Second, The SCOF ultimate decision states that its jurisdiction is dependent upon "express and direct conflict." That is a significant burden for any party to demonstrate, while seeking Supreme Court review. In another conflict case, a workers' compensation proceeding several years ago, the issue of conflict was similarly raised. In Sanders v. City of Orlando, 997 So. 2d 1089 (Fla. 2008), the underlying case involved both present claims and an effort to set-aside a prior settlement in another claim involving the same worker. The trial judge set-aside the settlement. 

The employer/carrier, Orlando, contended that the 2001 amendments to Chapter 440 "divested the JCC of the authority to vacate or set-aside" a settlement. The Florida First District Court of Appeal agreed and reversed the trial judge. The SCOF accepted jurisdiction concluding that decision was "in express and direct conflicts with multiple decisions of all the district courts," (citing decisions of the Second District and Fourth District). The SCOF reversed the First District. 

In Sanders, Justice Cantero dissented. He explained that the cases cited from the Second and Fourth District did "not interpret the particular subsection of the statute at issue here." He contended that therefore there was no "express and direct" conflict and therefore there was not jurisdiction. Some might argue that analysis in Sanders perhaps foreshadowed the decision in Glass. That is, a very focused and strict interpretation of conflict.

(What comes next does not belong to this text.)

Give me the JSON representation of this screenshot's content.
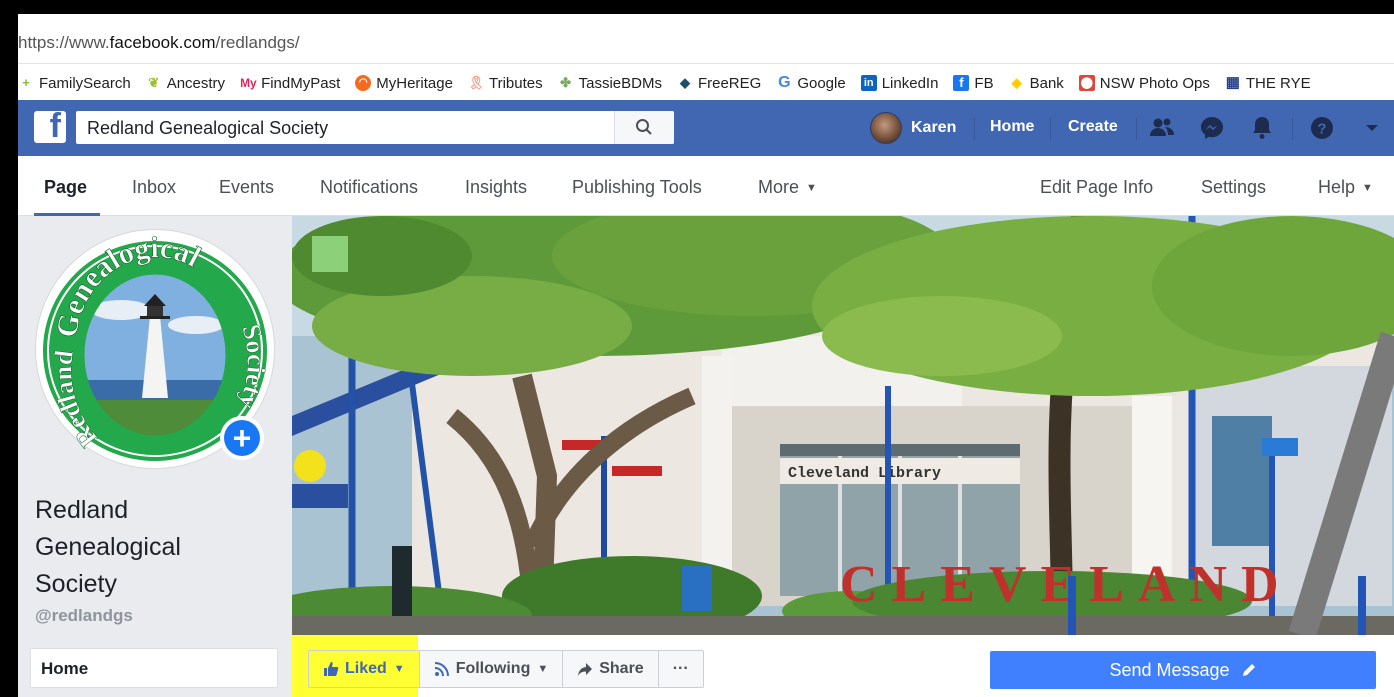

Glass is worthy of consideration as regards workers' compensation. Statutorily all appeals regarding decisions of Florida's Judges of Compensation Claims are vested in the First District Court. Section 440.271, Fla. Stat. Though the SCOF found conflict in Sanders, in two other Districts, it is perhaps less likely that the Court would so conclude today. The Glass analysis of jurisdiction may suggest that SCOF review of workers' compensation cases is less likely on "conflict" grounds.